Para el día de hoy (04/07/14)
Evangelio según San Mateo 9, 9-13
La llamada de Cristo al seguimiento, al discipulado es bendición y es milagro, signada por el perfume eterno de la Gracia. No está condicionada por los méritos de quien es llamado, por los merecimientos acumulados, por su posición, su formación o su status social o religioso.
Es una asombrosa invitación a compartir su vida, y por ello el discipulado no es un voluntario. Las primacías son siempre de Dios, es el Señor quien se acerca, quien nos busca sin descanso, quien a pesar de la ristra gravosa de miserias que solemos acarrear insiste con tozudez amorosa de Padre para que nos pongamos en camino, para que abandonemos todo lo que nos ata a las tinieblas.
Más aún: a diferencia de Pedro y los otros -pescadores de oficio todos ellos- Mateo/Leví es un publicano, es decir, un judío reclutado por el opresor romano que ha de recaudar tributos para el César, y que habitualmente extorsiona al pueblo cobrando de más para enriquecerse de modo espúreo, amasando grandes fortunas.
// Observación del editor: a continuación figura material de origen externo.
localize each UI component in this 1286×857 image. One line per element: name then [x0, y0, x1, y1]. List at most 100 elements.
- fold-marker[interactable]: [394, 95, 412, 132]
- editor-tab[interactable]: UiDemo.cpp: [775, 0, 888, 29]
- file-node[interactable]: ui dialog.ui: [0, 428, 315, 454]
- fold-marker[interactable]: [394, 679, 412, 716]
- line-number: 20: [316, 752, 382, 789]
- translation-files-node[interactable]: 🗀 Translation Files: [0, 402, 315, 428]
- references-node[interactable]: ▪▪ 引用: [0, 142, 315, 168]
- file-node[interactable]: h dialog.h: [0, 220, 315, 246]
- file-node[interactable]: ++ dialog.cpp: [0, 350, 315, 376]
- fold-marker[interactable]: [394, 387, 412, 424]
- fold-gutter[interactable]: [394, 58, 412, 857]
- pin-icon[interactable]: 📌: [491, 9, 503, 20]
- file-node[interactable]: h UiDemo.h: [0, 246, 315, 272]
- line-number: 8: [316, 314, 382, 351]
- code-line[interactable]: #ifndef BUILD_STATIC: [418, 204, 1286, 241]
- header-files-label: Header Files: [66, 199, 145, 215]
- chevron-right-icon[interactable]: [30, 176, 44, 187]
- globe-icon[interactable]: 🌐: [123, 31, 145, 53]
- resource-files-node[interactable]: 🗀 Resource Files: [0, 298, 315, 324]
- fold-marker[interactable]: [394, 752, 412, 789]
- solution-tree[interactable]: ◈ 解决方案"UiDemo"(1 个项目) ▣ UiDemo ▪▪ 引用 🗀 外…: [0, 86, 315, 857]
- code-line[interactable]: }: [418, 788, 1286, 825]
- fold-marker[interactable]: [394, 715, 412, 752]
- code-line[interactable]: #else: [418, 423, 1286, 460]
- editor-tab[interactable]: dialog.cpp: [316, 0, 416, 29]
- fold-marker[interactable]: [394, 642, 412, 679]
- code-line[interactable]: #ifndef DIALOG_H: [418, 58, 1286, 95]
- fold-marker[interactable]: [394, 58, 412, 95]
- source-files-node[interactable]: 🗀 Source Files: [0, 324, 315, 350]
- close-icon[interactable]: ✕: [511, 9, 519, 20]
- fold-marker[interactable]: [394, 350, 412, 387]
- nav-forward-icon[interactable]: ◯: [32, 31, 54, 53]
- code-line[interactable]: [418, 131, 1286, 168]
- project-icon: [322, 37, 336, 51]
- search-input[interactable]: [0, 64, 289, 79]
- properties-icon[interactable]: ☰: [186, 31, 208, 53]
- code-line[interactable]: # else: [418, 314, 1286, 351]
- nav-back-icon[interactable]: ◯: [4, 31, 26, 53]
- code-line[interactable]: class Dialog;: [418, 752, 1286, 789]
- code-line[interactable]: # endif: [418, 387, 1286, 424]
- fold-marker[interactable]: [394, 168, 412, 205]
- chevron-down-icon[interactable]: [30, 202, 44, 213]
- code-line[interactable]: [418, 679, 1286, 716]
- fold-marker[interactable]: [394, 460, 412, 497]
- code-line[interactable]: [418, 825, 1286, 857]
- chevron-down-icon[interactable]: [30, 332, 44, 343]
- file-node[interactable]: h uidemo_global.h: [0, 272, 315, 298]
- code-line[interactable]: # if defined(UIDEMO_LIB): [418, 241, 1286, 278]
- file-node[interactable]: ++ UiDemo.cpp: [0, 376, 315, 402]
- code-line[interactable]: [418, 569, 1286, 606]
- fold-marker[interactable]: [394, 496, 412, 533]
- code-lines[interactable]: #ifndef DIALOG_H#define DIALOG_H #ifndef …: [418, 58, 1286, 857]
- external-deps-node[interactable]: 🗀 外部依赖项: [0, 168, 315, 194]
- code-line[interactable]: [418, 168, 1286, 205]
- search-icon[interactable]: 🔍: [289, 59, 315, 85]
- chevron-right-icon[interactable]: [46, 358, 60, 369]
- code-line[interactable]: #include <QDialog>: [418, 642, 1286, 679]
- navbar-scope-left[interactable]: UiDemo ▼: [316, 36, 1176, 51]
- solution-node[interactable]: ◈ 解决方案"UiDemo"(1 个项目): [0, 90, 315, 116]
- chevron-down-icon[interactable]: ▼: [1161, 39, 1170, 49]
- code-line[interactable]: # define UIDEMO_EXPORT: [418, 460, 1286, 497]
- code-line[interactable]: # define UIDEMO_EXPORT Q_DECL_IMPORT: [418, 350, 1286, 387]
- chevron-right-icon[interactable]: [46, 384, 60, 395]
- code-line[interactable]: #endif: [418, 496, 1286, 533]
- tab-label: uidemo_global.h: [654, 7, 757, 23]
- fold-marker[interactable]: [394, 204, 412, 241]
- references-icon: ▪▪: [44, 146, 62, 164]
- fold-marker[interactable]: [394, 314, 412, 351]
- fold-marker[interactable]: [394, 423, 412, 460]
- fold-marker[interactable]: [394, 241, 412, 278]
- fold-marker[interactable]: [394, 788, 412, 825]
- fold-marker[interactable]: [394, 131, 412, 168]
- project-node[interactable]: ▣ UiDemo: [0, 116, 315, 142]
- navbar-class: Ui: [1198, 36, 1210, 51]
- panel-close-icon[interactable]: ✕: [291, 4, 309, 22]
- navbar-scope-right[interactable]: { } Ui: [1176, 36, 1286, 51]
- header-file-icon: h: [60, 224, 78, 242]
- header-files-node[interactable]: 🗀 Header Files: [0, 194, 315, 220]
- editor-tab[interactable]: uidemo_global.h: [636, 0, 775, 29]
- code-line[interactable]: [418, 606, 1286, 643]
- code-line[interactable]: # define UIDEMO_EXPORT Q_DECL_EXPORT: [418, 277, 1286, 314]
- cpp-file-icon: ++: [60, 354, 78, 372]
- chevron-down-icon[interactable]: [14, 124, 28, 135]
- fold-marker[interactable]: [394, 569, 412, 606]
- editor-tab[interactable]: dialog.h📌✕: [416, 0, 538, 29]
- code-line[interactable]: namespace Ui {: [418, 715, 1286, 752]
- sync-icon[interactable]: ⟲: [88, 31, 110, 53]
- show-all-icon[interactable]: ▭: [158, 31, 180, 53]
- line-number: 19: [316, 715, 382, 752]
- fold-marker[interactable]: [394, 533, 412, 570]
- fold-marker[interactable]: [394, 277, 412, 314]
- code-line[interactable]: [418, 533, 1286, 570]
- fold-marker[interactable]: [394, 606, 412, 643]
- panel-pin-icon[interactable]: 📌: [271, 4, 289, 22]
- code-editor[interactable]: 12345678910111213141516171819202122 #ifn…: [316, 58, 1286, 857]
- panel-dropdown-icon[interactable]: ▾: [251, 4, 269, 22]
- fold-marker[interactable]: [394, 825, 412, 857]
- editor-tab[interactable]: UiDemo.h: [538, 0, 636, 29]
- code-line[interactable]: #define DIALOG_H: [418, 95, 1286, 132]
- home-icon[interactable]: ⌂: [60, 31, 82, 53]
Por ser visto como un traidor y por los abusos de explotación que comete, un publicano tiene, para sus paisanos, la misma estatura moral de los criminales y las prostitutas. Es alguien que jamás será bien recibido en ninguna casa de Israel, excepto en la de sus pares.
Con todo y a pesar de todo, Cristo rompe esa tradición establecida. La Gracia desborda cualquier razonabilidad, y destella el insondable amor de Dios que nos busca sin fijarse en el pasado, sino germinando un presente nuevo y pleno, y soñando todo lo que podemos llegar a ser.
El convite al discipulado, a una vida nueva y re-creada desata las alegrías perdidas, y es ocasión de festejo que no debe pasarse jamás por alto. Pero en el caso de Mateo, por los motivos que antes señalábamos, será un banquete acotado a otros hombres similares a él mismo, publicanos, pecadores públicos. Y el Maestro está allí, y también celebra: una vida recuperada vale más que todo el universo.
Sin embargo, un vendaval de críticas se desata, y es que Jesús de Nazareth -efectivamente- se contamina al compartir la mesa con esos hombres. Porque mesa compartida implica ratificación cordial de la existencia, y para esos hombres severos y criticones una comida con publicanos es intolerables, aún cuando ellos conocen bien el mandato de la Ley de Moisés acerca de la hospitalidad.
Es una dolorosa paradoja. Los hombres férreamente religiosos rechazan a Cristo, mientras que los que estaban perdidos y destacaban por sus máculas evidentes, ellos sí lo honran y celebran de veras.
En ese banquete se decide mucho más que un sabroso menú degustado. Allí se resuelve con carácter trascendente la otra hospitalidad, que es recibir en la casa/existencia la presencia del Redentor, y así, descubriéndolo vivo y presente, a nuestro lado, toda la vida se vuelve una acción de Gracias por tanto siendo tan poco, tan pequeños, todo alegría, pura Gracia.